The Place Management Challenge
In our work with places and regions, Place Management is a key factor to achieve positive development in towns, cities, regions, science parks, innovation districts and other places. Place Management deals with professional management and direction for regional and local growth.
As far as we know, the topic of Place Management has not been covered in economic and management literature until we published a book on the subject in 2011, with Christer Asplund as the principal author.
In Europe much of the economic debate in recent times has focused on national economic performance and best practice, or on the European Union and Eastern Europe as a whole. Macroeconomics has a tendency to absorb all the interest while microeconomics is a complex matter full of different microclimates and micro factors and therefore more difficult to grasp.
The national level and its media, the national stereotypes and statistical figures, the national elections, they govern political party dramas and their massive lack of interest of local and regional business trends. This has together formed an impressive hegemony, which sees places and place management as too complex for the broader audience. The conclusion is that places and place managers have often been overlooked as natural actors in wealth building and the creation of a more competitive Europe, both on a micro and a macroeconomic level.
Management is an art that coordinates the efforts of people to accomplish goals and objectives using available resources efficiently and effectively. For business companies, management is about ensuring survival and profit in competitive markets. In places, management is about ensuring positive development and growth.
Successful Place Management’s primary function is the satisfaction of a range of stakeholders all all sectors of society. The stakeholders can be grouped into four sectors, as seen in the Quad Helix model here on the left. We wrote an article on this in 2012.
Place managers are normally under pressure from many stakeholders in the public and private sectors at the same time to deliver on each groups self-interests. Their challenge is to satisfy as many stakeholders as possible, with solutions that develops the place and brings prosperity and economic growth.
Reconciling conflicting interests is a delicate and sometimes frustrating challenge. To achieve results under such conditions presupposes compromise and yet still a lot of brave decision-making to defend the Place Managers vision. All this takes energy from the place manager’s side and the creation of energy through inspired leadership and persuasion is a key challenge.
How can a Place Manager develop his leadership and persuasion skills? There are some books that may be of help. First of all, we promote our book on the topic, as it is directly written for Place Managers with examples and success stories from the challenges they face. Apart from our book, two other books are worth to mention.
How to Win Friends and Influence People
One of the classic books on how to convince people is How to Win Friends and Influence People by Dale Carnegie. Published in 1937, this grandfather of all people-skills books has over decades helped millions of people around the world to improve their lives. I read it myself for the first time when I was a teenager. The book is just as useful today as it was when it was first published, because Dale Carnegie had an understanding of human nature that will never be outdated.

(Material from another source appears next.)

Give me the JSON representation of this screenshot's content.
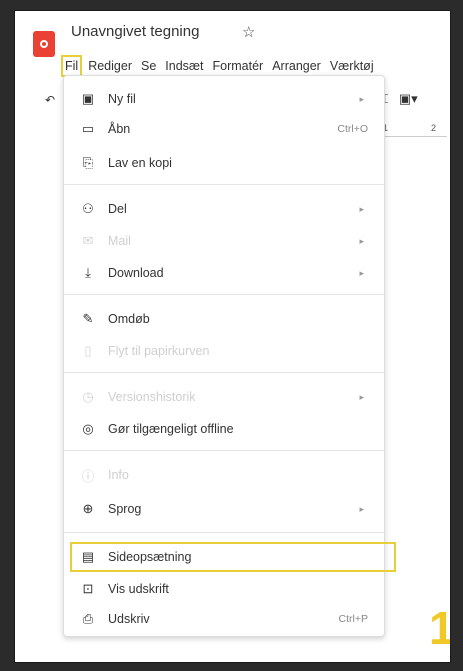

Success, Carnegie believed, is due 15 percent to professional knowledge and 85 percent to "the ability to express ideas, to assume leadership and to arouse enthusiasm among people." He teaches these skills through underlying principles of dealing with people so that they feel important and appreciated. He also emphasises fundamental techniques for handling people without making them feel manipulated.
Carnegie says you can make someone want to do what you want them to by seeing the situation from the other person’s point of view and "arousing in the other person an eager want." You learn how to make people like you, win people over to your way of thinking, and change people without causing offence or arousing resentment. For instance: "Let the other person feel that the idea is his or hers" and "talk about your own mistakes before criticising the other person."
His advice has stood the test of time and it teaches how to:
- make friends quickly and easily
- increase your popularity
- persuade people to follow your way of thinking
- enable you to win new clients and customers
- become a better speaker
- boost enthusiasm among your colleagues
However in today´s complex world, leadership may require even more elaborated tactics for persuasion.
How to Achieve Real Influence
Another book that can be inspiring for Place Managers in their difficult task to coordinate groups of stakeholders is Influence: The Psychology of Persuasion by Robert B. Cialdini, Professor Emeritus of Psychology and Marketing at Arizona State University.
Published in 1984 it is a classic book on persuasion and it explains the psychology of why people say "yes"—and how to apply these understandings. The book introduces six universal principles, how to use them to become a skilled persuader and also how to defend yourself against them. The six principles are:
Cialdini identified the six principles through experimental studies, and by immersing himself in the world of what he called "compliance professionals" – salespeople, fund raisers, recruiters, advertisers, marketers, and other people skilled in the art of convincing and influencing others.
When you are using approaches like Carnegies persuasion techniques or Cialdini´s six principles, make sure that you use them honestly – by being completely truthful, and by persuading people to do things that are good for them. If you persuade people to do things that are wrong for them, then this is manipulative and it is unethical. A good reputation takes a long time to build, but you can lose it in a moment!
You can use these principles whenever you want to influence or persuade others. First make sure that you understand the people in your audience, who they are and their agendas and self-interests, and that you know why you want to influence them. Think about your ultimate objectives, and decide which principles will be most useful in your situation.